The three member panel is made of three men. They are David Lawrence Jr., a former Miami Herald publisher and head of the Children's Movement of Florida who led a blue ribbon panel that looked into the early 2000s disappearance of Rilya Wilson. Jim Sewell, a Department of Children & Families manager who led the 2009 review into the death of Gabriel Myers, and Bobby Martinez, a former top federal prosecutor in Miami.

Wilkins said the management review will eliminate the need for "second-guessing and finger pointing." He also said he intends the review to be "thorough'' and finished by March 11.

Wednesday afternoon, investigators from both the Miami-Dade Police and West Palm Beach Police Departments, spent hours at the family's Southwest Miami-Dade home searching for evidence. They dug up a corner of the backyard and opened what appeared to be an old septic tank.

A law enforcement source told CBS4 news partner The Miami Herald the search was initiated after a neighbor told police of a foul odor that enveloped the home for several weeks.

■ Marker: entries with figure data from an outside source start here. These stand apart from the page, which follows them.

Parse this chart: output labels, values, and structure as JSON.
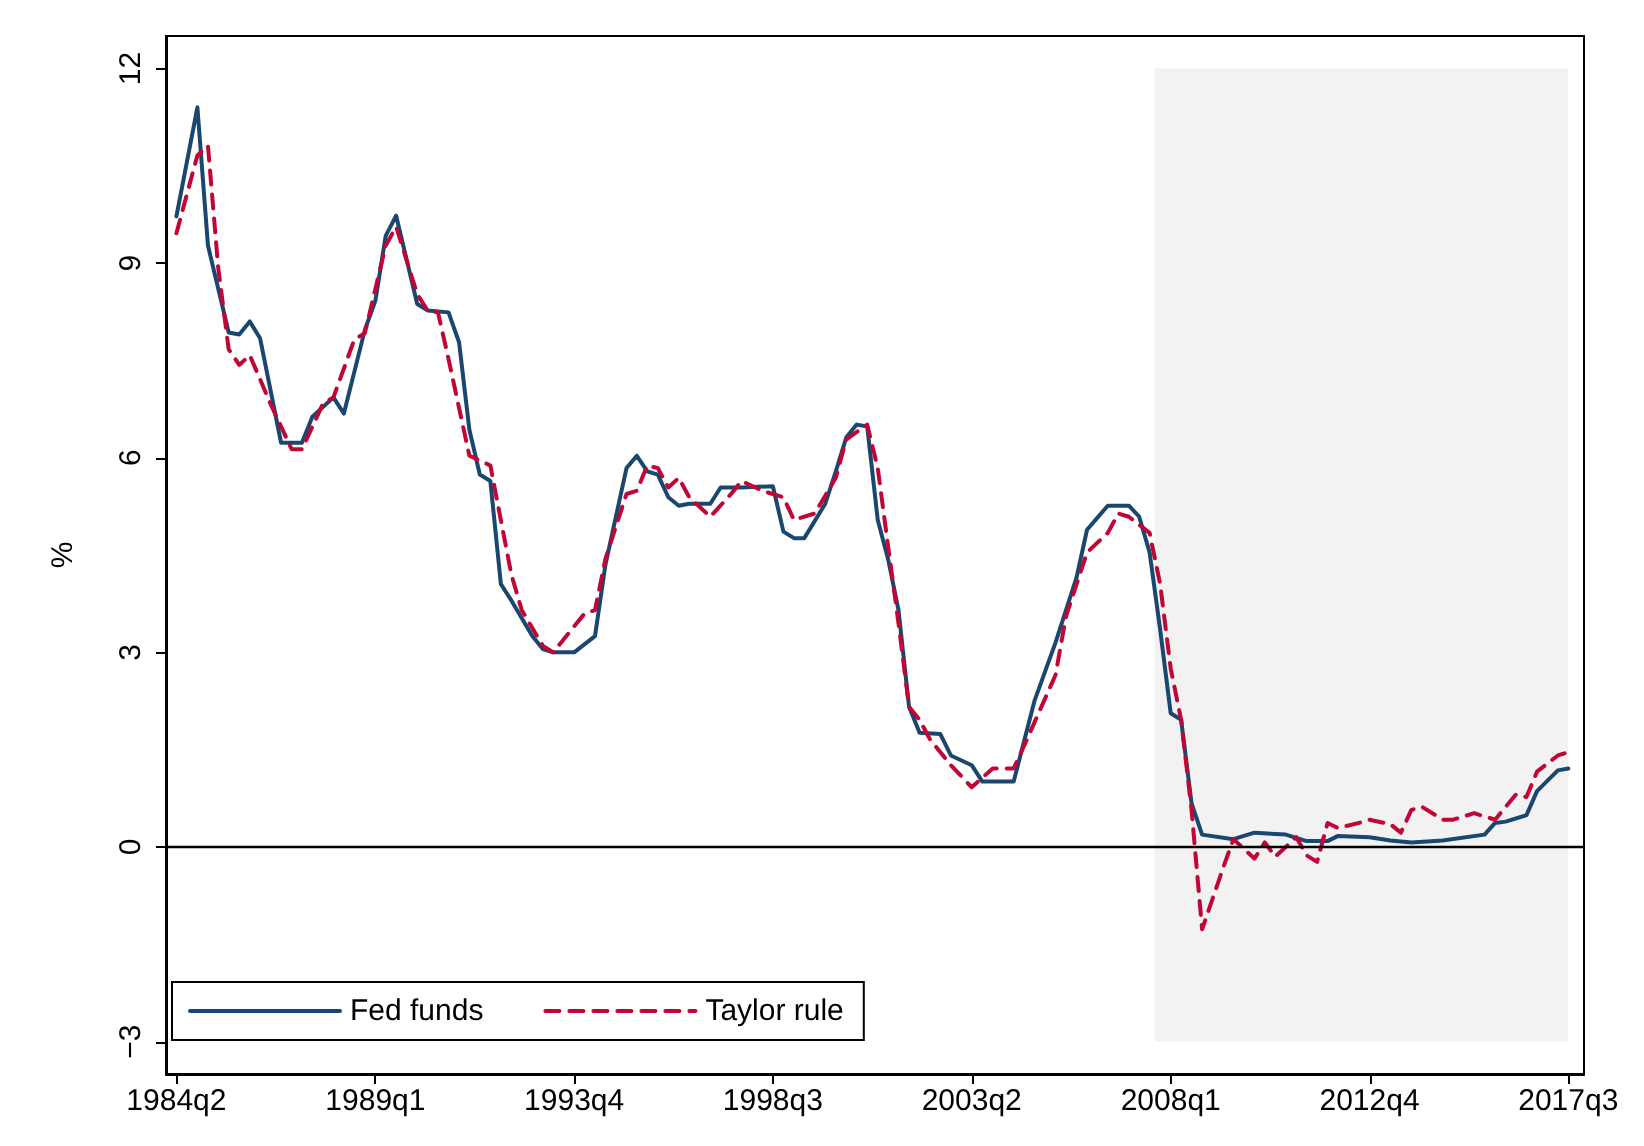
{
  "chart_data": {
    "type": "line",
    "ylabel": "%",
    "xlim": [
      "1984-01",
      "2017-11-15"
    ],
    "ylim": [
      -3.5,
      12.5
    ],
    "xticks": [
      {
        "value": "1984-04",
        "label": "1984q2"
      },
      {
        "value": "1989-01",
        "label": "1989q1"
      },
      {
        "value": "1993-10",
        "label": "1993q4"
      },
      {
        "value": "1998-07",
        "label": "1998q3"
      },
      {
        "value": "2003-04",
        "label": "2003q2"
      },
      {
        "value": "2008-01",
        "label": "2008q1"
      },
      {
        "value": "2012-10",
        "label": "2012q4"
      },
      {
        "value": "2017-07",
        "label": "2017q3"
      }
    ],
    "yticks": [
      {
        "value": -3,
        "label": "−3"
      },
      0,
      3,
      6,
      9,
      12
    ],
    "grid": false,
    "legend": "bottom left",
    "marker": "none",
    "ref_lines": [
      {
        "axis": "y",
        "value": 0,
        "color": "#000000"
      }
    ],
    "bands": [
      {
        "axis": "x",
        "from": "2007-08-15",
        "to": "2017-07",
        "color": "#f2f2f2"
      }
    ],
    "series": [
      {
        "name": "Fed funds",
        "color": "#1a476f",
        "line_style": "solid",
        "x": [
          "1984-04",
          "1984-10",
          "1985-01",
          "1985-07",
          "1985-10",
          "1986-01",
          "1986-04",
          "1986-10",
          "1987-04",
          "1987-07",
          "1988-01",
          "1988-04",
          "1988-10",
          "1989-01",
          "1989-04",
          "1989-07",
          "1990-01",
          "1990-04",
          "1990-10",
          "1991-01",
          "1991-04",
          "1991-07",
          "1991-10",
          "1992-01",
          "1992-04",
          "1992-10",
          "1993-01",
          "1993-04",
          "1993-10",
          "1994-04",
          "1994-07",
          "1995-01",
          "1995-04",
          "1995-07",
          "1995-10",
          "1996-01",
          "1996-04",
          "1996-07",
          "1997-01",
          "1997-04",
          "1997-10",
          "1998-07",
          "1998-10",
          "1999-01",
          "1999-04",
          "1999-10",
          "2000-01",
          "2000-04",
          "2000-07",
          "2000-10",
          "2001-01",
          "2001-04",
          "2001-07",
          "2001-10",
          "2002-01",
          "2002-07",
          "2002-10",
          "2003-04",
          "2003-07",
          "2003-10",
          "2004-04",
          "2004-10",
          "2005-04",
          "2005-10",
          "2006-01",
          "2006-07",
          "2007-01",
          "2007-04",
          "2007-07",
          "2007-10",
          "2008-01",
          "2008-04",
          "2008-07",
          "2008-10",
          "2009-07",
          "2010-01",
          "2010-10",
          "2011-04",
          "2011-10",
          "2012-01",
          "2012-10",
          "2013-04",
          "2013-10",
          "2014-07",
          "2015-07",
          "2015-10",
          "2016-01",
          "2016-07",
          "2016-10",
          "2017-04",
          "2017-07"
        ],
        "values": [
          9.72,
          11.4,
          9.27,
          7.93,
          7.9,
          8.1,
          7.84,
          6.23,
          6.23,
          6.63,
          6.93,
          6.68,
          7.97,
          8.42,
          9.42,
          9.73,
          8.37,
          8.27,
          8.24,
          7.78,
          6.43,
          5.74,
          5.64,
          4.05,
          3.8,
          3.25,
          3.05,
          3,
          3,
          3.25,
          4.35,
          5.84,
          6.03,
          5.79,
          5.74,
          5.39,
          5.26,
          5.29,
          5.29,
          5.54,
          5.54,
          5.56,
          4.86,
          4.76,
          4.76,
          5.29,
          5.79,
          6.31,
          6.51,
          6.48,
          5.04,
          4.44,
          3.65,
          2.16,
          1.76,
          1.74,
          1.41,
          1.26,
          1.01,
          1.01,
          1.01,
          2.26,
          3.15,
          4.15,
          4.89,
          5.26,
          5.26,
          5.09,
          4.54,
          3.35,
          2.06,
          1.96,
          0.67,
          0.19,
          0.12,
          0.22,
          0.19,
          0.09,
          0.09,
          0.17,
          0.15,
          0.1,
          0.07,
          0.1,
          0.19,
          0.37,
          0.39,
          0.49,
          0.86,
          1.18,
          1.21
        ]
      },
      {
        "name": "Taylor rule",
        "color": "#c10534",
        "line_style": "dashed",
        "x": [
          "1984-04",
          "1984-10",
          "1985-01",
          "1985-04",
          "1985-07",
          "1985-10",
          "1986-01",
          "1986-07",
          "1987-01",
          "1987-04",
          "1987-10",
          "1988-01",
          "1988-07",
          "1988-10",
          "1989-04",
          "1989-07",
          "1990-01",
          "1990-04",
          "1990-07",
          "1990-10",
          "1991-04",
          "1991-10",
          "1992-04",
          "1992-07",
          "1993-01",
          "1993-04",
          "1994-01",
          "1994-04",
          "1994-07",
          "1995-01",
          "1995-04",
          "1995-07",
          "1995-10",
          "1996-01",
          "1996-04",
          "1996-07",
          "1997-01",
          "1997-07",
          "1997-10",
          "1998-04",
          "1998-10",
          "1999-01",
          "1999-07",
          "2000-01",
          "2000-04",
          "2000-10",
          "2001-01",
          "2001-04",
          "2001-07",
          "2001-10",
          "2002-01",
          "2002-04",
          "2002-10",
          "2003-04",
          "2003-10",
          "2004-04",
          "2004-07",
          "2005-04",
          "2005-07",
          "2006-01",
          "2006-07",
          "2006-10",
          "2007-01",
          "2007-07",
          "2007-10",
          "2008-01",
          "2008-04",
          "2008-07",
          "2008-10",
          "2009-04",
          "2009-07",
          "2010-01",
          "2010-04",
          "2010-07",
          "2011-01",
          "2011-04",
          "2011-07",
          "2011-10",
          "2012-01",
          "2012-07",
          "2012-10",
          "2013-04",
          "2013-07",
          "2013-10",
          "2014-01",
          "2014-07",
          "2014-10",
          "2015-04",
          "2015-10",
          "2016-04",
          "2016-07",
          "2016-10",
          "2017-04",
          "2017-07"
        ],
        "values": [
          9.46,
          10.66,
          10.81,
          8.92,
          7.67,
          7.43,
          7.58,
          6.83,
          6.13,
          6.13,
          6.83,
          6.93,
          7.82,
          7.92,
          9.27,
          9.56,
          8.52,
          8.27,
          8.24,
          7.52,
          6.03,
          5.88,
          4.2,
          3.65,
          3.1,
          3,
          3.6,
          3.65,
          4.44,
          5.44,
          5.49,
          5.88,
          5.84,
          5.54,
          5.69,
          5.39,
          5.09,
          5.44,
          5.64,
          5.49,
          5.39,
          5.04,
          5.14,
          5.69,
          6.28,
          6.51,
          5.84,
          4.64,
          3.45,
          2.16,
          1.96,
          1.66,
          1.26,
          0.92,
          1.21,
          1.21,
          1.56,
          2.65,
          3.55,
          4.54,
          4.84,
          5.14,
          5.09,
          4.84,
          4.05,
          2.75,
          1.96,
          0.57,
          -1.27,
          -0.33,
          0.12,
          -0.18,
          0.07,
          -0.15,
          0.15,
          -0.13,
          -0.23,
          0.37,
          0.29,
          0.37,
          0.42,
          0.35,
          0.22,
          0.57,
          0.62,
          0.42,
          0.42,
          0.52,
          0.42,
          0.81,
          0.77,
          1.16,
          1.41,
          1.46
        ]
      }
    ]
  }
}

The search did not turn up significant evidence, the source told the Herald.

That neighbor also spoke to CBS4 News and said he'd been smelling an odor "since before Christmas."

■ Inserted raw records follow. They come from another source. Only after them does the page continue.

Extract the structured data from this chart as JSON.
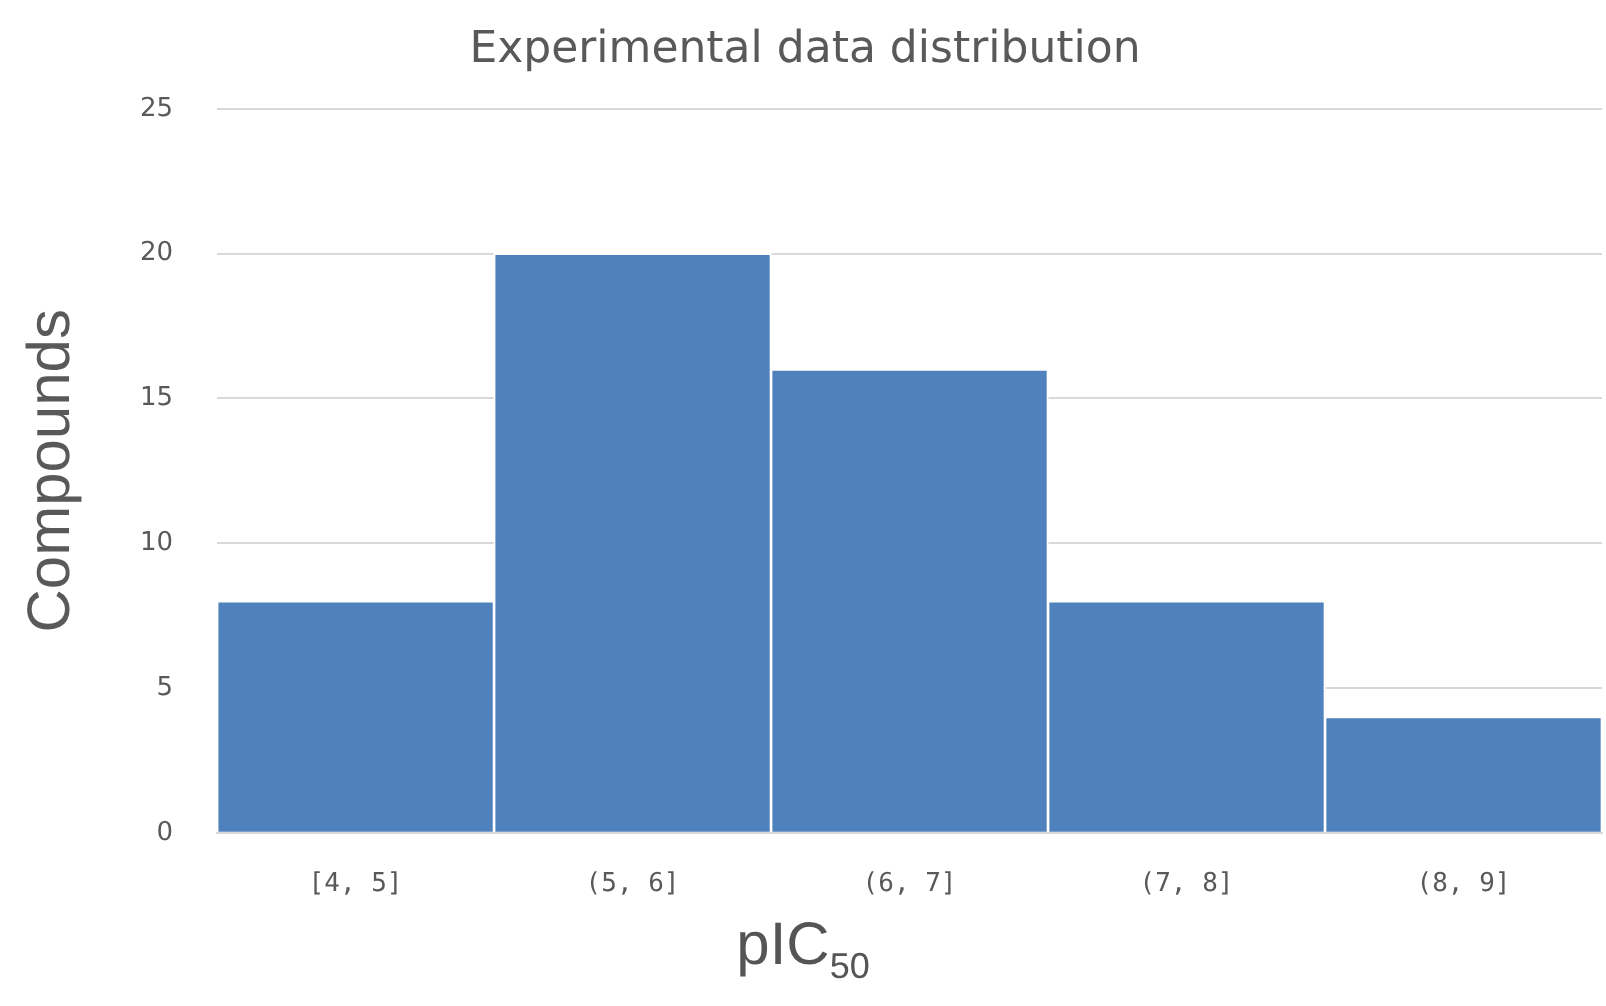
{
  "chart_data": {
    "type": "bar",
    "title": "Experimental data distribution",
    "xlabel": "pIC$_{50}$",
    "ylabel": "Compounds",
    "categories": [
      "[4, 5]",
      "(5, 6]",
      "(6, 7]",
      "(7, 8]",
      "(8, 9]"
    ],
    "values": [
      8,
      20,
      16,
      8,
      4
    ],
    "color": "#4f81bd",
    "ylim": [
      0,
      25
    ],
    "yticks": [
      0,
      5,
      10,
      15,
      20,
      25
    ],
    "grid": "y",
    "legend": false
  }
}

"It smelled like something was dead," the neighbor said. "I thought something had died in the attic or in the wall or something. But it just stayed right in my bathroom, mainly coming out of the drain of the tub."

Then one day before the truck was discovered in West Palm Beach, things changed.

"The smell disappeared that Sunday before they found his truck on the side of the road," the neighbor said. "We haven't had the smell since. It was just a dead carcass smell."

Jorge Barahona is charged with attempted first-degree murder and aggravated child abuse for allegedly pouring chemicals on his son, Victor, the same day that Nubia's body was found in the pickup's flatbed dead, stuffed in a bag and steeped in unknown chemicals. Authorities have yet to disclose the cause of Nubia's death.

Victor continues to recover at Jackson Memorial Hospital's burn unit. However, health department physician Walter Lambert told a Miami-Dade family court judge Wednesday that Victor may be discharged from the hospital on Friday.